Have you experimented with the relatively new video creation feature in Google Notebook LM?
When this feature first appeared, I immediately gravitated toward the cinematic video option. The results were visually engaging, and I found them to be an interesting way to reinterpret genealogical research.
So naturally, when I created an ABC Biography project for Angelina Jane Burke Currey, I decided to try the cinematic format using her RootsMagic narrative report as the source.
At first glance, the results seemed impressive.
The audio narration was excellent—engaging, well-paced, and an enjoyable retelling of Angelina’s story.
But then I noticed a problem.
While discussing Angelina’s birth in Kentucky, the accompanying visuals displayed an image associated with Posey County, Indiana.
That immediately raised a red flag.
I have found no evidence placing Angelina or her family in Posey County, Indiana. Including that image unintentionally introduces false information into the story. A viewer unfamiliar with the research could easily assume the location was relevant to Angelina’s life.
That’s one of the challenges with AI-generated visual storytelling. Even when the narration is grounded in your source material, the visuals may be selected through association rather than genealogical accuracy.
Thinking I could fix the issue, I tried creating a more detailed prompt to guide the visuals.
Unfortunately, that attempt introduced even more visual discrepancies.
Instead of improving the accuracy, the additional prompting seemed to send Notebook LM in less predictable directions.
At that point, I tried a different approach.
Rather than choosing the cinematic option, I selected the explainer video format.

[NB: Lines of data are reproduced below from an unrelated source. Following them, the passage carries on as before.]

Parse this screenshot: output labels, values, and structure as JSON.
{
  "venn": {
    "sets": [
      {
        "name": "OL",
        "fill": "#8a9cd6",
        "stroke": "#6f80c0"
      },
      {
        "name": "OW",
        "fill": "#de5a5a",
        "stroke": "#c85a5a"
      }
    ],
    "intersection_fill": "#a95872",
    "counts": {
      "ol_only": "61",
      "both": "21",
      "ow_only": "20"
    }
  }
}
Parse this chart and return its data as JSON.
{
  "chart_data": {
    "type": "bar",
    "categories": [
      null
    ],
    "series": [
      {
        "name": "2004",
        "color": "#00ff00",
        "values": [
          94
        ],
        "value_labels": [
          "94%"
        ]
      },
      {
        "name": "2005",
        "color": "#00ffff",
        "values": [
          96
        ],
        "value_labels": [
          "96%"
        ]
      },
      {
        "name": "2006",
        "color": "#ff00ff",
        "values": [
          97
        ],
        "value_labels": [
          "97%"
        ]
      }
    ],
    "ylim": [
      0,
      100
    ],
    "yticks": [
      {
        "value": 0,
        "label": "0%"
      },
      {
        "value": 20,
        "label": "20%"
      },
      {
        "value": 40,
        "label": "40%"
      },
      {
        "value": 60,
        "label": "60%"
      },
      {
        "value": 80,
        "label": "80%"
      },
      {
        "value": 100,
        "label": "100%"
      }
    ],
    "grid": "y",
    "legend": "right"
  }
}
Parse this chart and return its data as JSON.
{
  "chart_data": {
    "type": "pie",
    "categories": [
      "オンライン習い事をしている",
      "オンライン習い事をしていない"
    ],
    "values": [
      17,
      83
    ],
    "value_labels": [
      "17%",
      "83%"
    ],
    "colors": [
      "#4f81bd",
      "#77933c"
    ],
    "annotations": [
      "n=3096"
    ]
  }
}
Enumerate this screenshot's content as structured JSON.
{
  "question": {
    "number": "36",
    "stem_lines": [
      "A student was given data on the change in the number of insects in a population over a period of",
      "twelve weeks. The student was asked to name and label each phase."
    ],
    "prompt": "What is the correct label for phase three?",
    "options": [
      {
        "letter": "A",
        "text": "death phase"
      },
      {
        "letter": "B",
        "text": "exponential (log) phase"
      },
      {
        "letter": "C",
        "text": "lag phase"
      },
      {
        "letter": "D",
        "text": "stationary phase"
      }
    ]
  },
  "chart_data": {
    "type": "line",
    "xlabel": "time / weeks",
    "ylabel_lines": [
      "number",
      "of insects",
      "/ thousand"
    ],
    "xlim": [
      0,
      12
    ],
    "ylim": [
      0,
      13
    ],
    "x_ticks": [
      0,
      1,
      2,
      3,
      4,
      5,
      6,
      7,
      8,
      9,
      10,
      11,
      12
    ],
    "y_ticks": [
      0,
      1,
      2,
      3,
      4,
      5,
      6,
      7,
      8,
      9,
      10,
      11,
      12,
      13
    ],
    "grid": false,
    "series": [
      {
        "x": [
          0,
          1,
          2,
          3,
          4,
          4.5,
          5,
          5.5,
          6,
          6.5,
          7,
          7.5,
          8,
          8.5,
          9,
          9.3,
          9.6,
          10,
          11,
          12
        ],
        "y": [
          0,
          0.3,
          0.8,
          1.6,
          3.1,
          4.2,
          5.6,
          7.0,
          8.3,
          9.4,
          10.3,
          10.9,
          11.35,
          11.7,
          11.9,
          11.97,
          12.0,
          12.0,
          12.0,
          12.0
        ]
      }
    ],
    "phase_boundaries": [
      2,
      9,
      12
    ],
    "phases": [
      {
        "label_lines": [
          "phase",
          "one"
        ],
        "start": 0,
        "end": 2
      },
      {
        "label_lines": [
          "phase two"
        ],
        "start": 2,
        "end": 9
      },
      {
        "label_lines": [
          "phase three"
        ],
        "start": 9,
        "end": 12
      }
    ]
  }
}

To my surprise, the explainer version worked much better.
The visuals were simpler, but they aligned far more closely with Angelina’s actual story and did not introduce obvious factual errors.
This experience was a useful reminder that AI-generated content still requires human review—especially in genealogy.
The narration may sound authoritative. The visuals may look convincing. But “convincing” and “correct” are not always the same thing.
For storytelling, the cinematic videos are certainly attractive.
For genealogical accuracy?
At least in this case, the explainer video proved to be the better choice.
Have you experimented with Notebook LM’s video features? If so, have you found the cinematic version accurate—or creatively adventurous?